Сияет. В заглавье, в эпиграфе из «Капитанской дочки», в романе, где совсем не мало печальных страниц, а герой многажды попадает и в пакостно фарсовые, и в без дураков зловещие ситуации. Курчаткин разглядел в Растиньяке Петрушу Гринева. И это не авторский произвол. Конечно, Сане пришлось лукавить много больше, чем его славному прообразу, но и «Капитанская дочка» к эпиграфу не сводится (там еще текст есть, довольно многоплановый). А честь свою молодой и уверенный в себе провинциал сберег. И любовь добыл. Что совсем не мало. Даже если придется ему через некоторое время отбыть в свой городок — Гринев, как известно, оканчивал дни свои в родовом захолустье.

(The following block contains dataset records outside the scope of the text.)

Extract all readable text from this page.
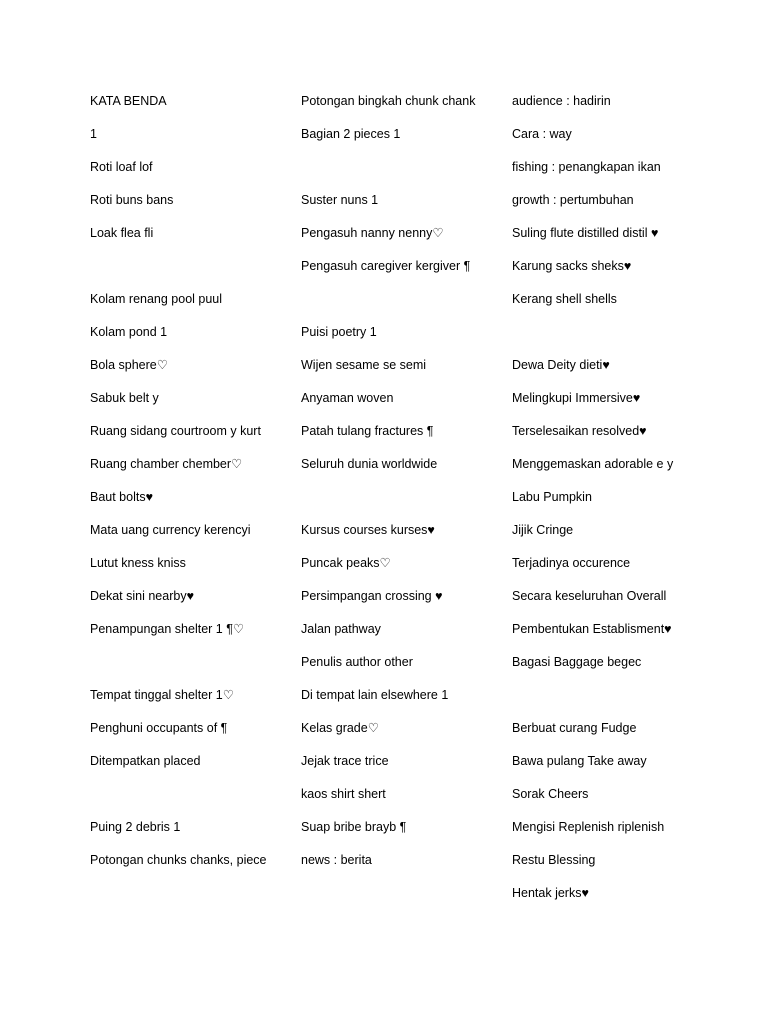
KATA BENDA
1
Roti loaf lof
Roti buns bans
Loak flea fli
Kolam renang pool puul
Kolam pond 1
Bola sphere♡
Sabuk belt y
Ruang sidang courtroom y kurt
Ruang chamber chember♡
Baut bolts♥
Mata uang currency kerencyi
Lutut kness kniss
Dekat sini nearby♥
Penampungan shelter 1 ¶♡
Tempat tinggal shelter 1♡
Penghuni occupants of ¶
Ditempatkan placed
Puing 2 debris 1
Potongan chunks chanks, piece
Potongan bingkah chunk chank
Bagian 2 pieces 1
Suster nuns 1
Pengasuh nanny nenny♡
Pengasuh caregiver kergiver ¶
Puisi poetry 1
Wijen sesame se semi
Anyaman woven
Patah tulang fractures ¶
Seluruh dunia worldwide
Kursus courses kurses♥
Puncak peaks♡
Persimpangan crossing ♥
Jalan pathway
Penulis author other
Di tempat lain elsewhere 1
Kelas grade♡
Jejak trace trice
kaos shirt shert
Suap bribe brayb ¶
news : berita
audience : hadirin
Cara : way
fishing : penangkapan ikan
growth : pertumbuhan
Suling flute distilled distil ♥
Karung sacks sheks♥
Kerang shell shells
Dewa Deity dieti♥
Melingkupi Immersive♥
Terselesaikan resolved♥
Menggemaskan adorable e y
Labu Pumpkin
Jijik Cringe
Terjadinya occurence
Secara keseluruhan Overall
Pembentukan Establisment♥
Bagasi Baggage begec
Berbuat curang Fudge
Bawa pulang Take away
Sorak Cheers
Mengisi Replenish riplenish
Restu Blessing
Hentak jerks♥
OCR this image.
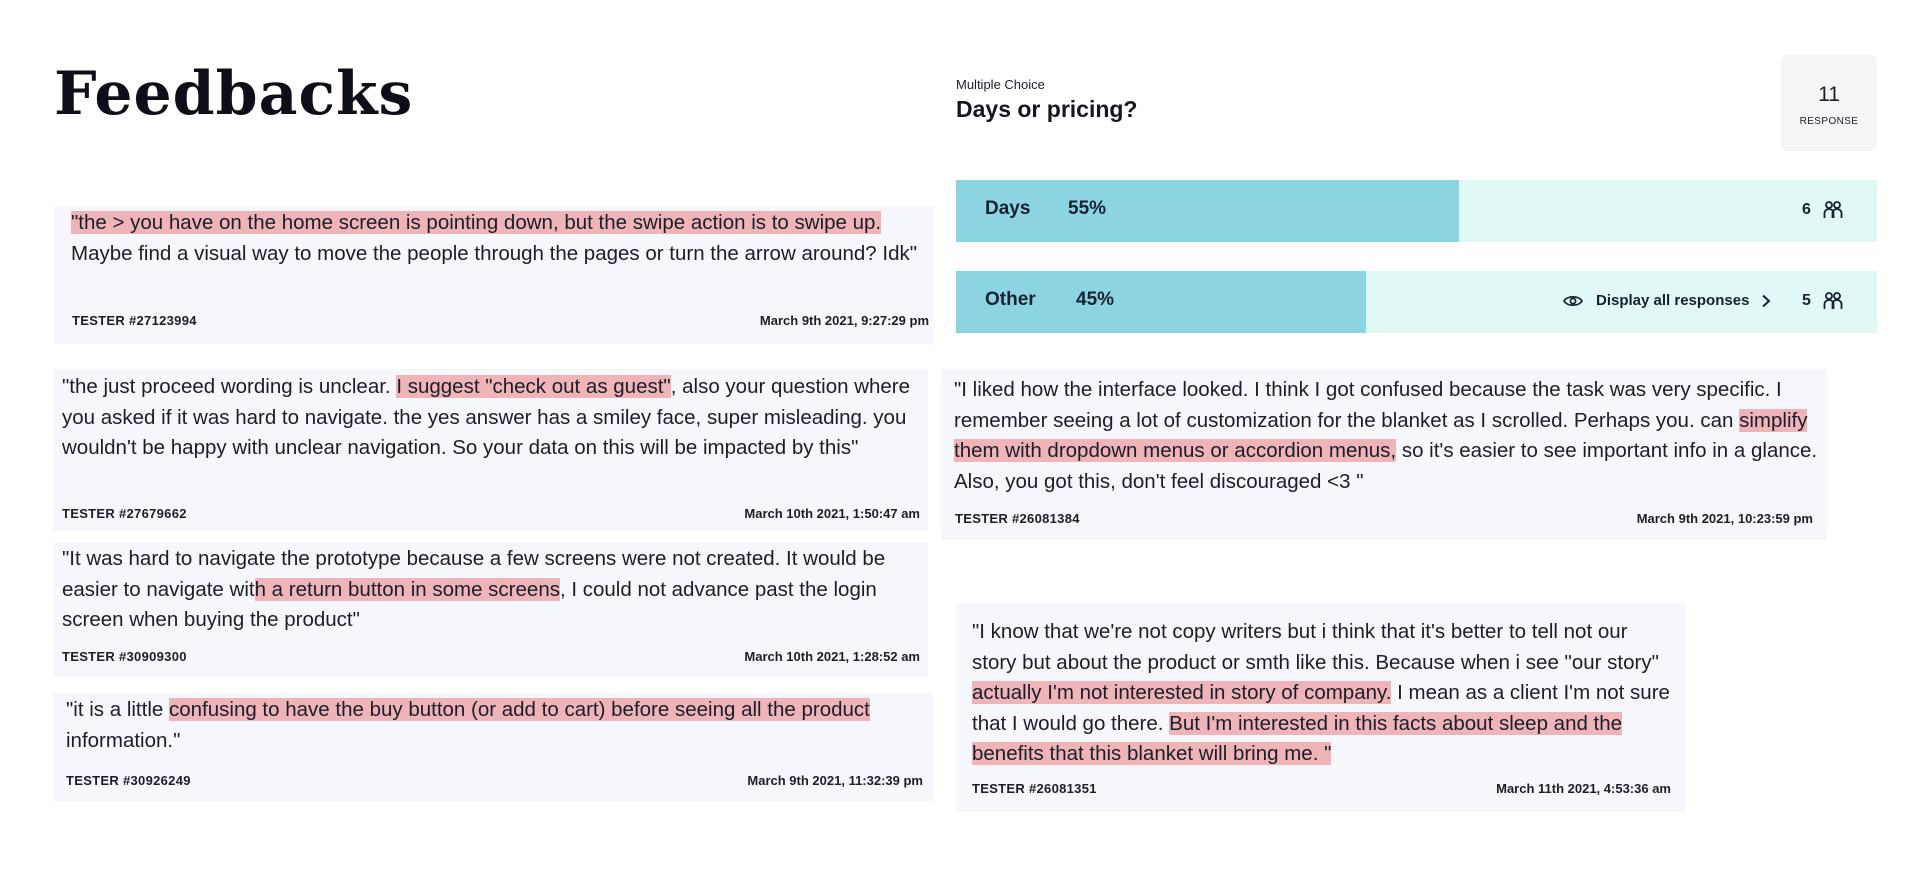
Feedbacks	Multiple Choice
Days or pricing?
11
RESPONSE
Days 55%	6
Other 45%	Display all responses	5
"the > you have on the home screen is pointing down, but the swipe action is to swipe up. Maybe find a visual way to move the people through the pages or turn the arrow around? Idk"
TESTER #27123994	March 9th 2021, 9:27:29 pm
"the just proceed wording is unclear. I suggest "check out as guest", also your question where you asked if it was hard to navigate. the yes answer has a smiley face, super misleading. you wouldn't be happy with unclear navigation. So your data on this will be impacted by this"
TESTER #27679662	March 10th 2021, 1:50:47 am
"It was hard to navigate the prototype because a few screens were not created. It would be easier to navigate with a return button in some screens, I could not advance past the login screen when buying the product"
TESTER #30909300	March 10th 2021, 1:28:52 am
"it is a little confusing to have the buy button (or add to cart) before seeing all the product information."
TESTER #30926249	March 9th 2021, 11:32:39 pm
"I liked how the interface looked. I think I got confused because the task was very specific. I remember seeing a lot of customization for the blanket as I scrolled. Perhaps you. can simplify them with dropdown menus or accordion menus, so it's easier to see important info in a glance. Also, you got this, don't feel discouraged <3 "
TESTER #26081384	March 9th 2021, 10:23:59 pm
"I know that we're not copy writers but i think that it's better to tell not our story but about the product or smth like this. Because when i see "our story" actually I'm not interested in story of company. I mean as a client I'm not sure that I would go there. But I'm interested in this facts about sleep and the benefits that this blanket will bring me. "
TESTER #26081351	March 11th 2021, 4:53:36 am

Впрочем, кто знает. Не одни Растиньяки в Москве живут. Как говорит, поздравляя незадачливого, но славного художника Уткина, отец Михаил: «Всяк по-своему Господа славит». Это опять из Зайончковского. Но нам того и надо.

22.10.2004.

Если б не писатели…

Подборка Инны Лиснянской «Над солью вод» («Новый мир», № 10) вынута из той же «Иерусалимской тетради» (февраль-март 2003 года), что и публикация в «Знамени» (№ 9), упомянутая в прошлом обзоре (см. «Время новостей» от 12 октября). Святая земля. Неукротимая роскошь природы. Мощь древних преданий. Глаголящие камни монастырей, волшебный аромат цветов, музыка восточного города с призвуком туристических мотивов, таинства коралловых царств, игры летучих рыб… Но сквозь царственное великолепие, счастливое изумление, благодарную радость осязания прекрасного мира слышится тихая и властная мелодия дома, предсказывающая рождение новой музыки, что позовет (уже зовет) сюда, в Святую землю. Жирные листья нежили / Глаз на весеннем пиру. / Я возвращусь сюда, ежели / До осени не помру. // Слух мой увядший тешили / Птицы, качая листву. / Я возвращусь сюда, ежели / До осени доживу. // Сюда, где ангелы спешились / Над синею солью вод, / Душа возвратится, ежели / Телу не повезет. Это предпоследнее стихотворение. А вот финальная строфа последнего: Все собираешь, что незнакомо, / В бедную голову, как в суму. / Внове тебе и солнца солома. / Дома лишь потому, что дома, / Не удивляешься ничему.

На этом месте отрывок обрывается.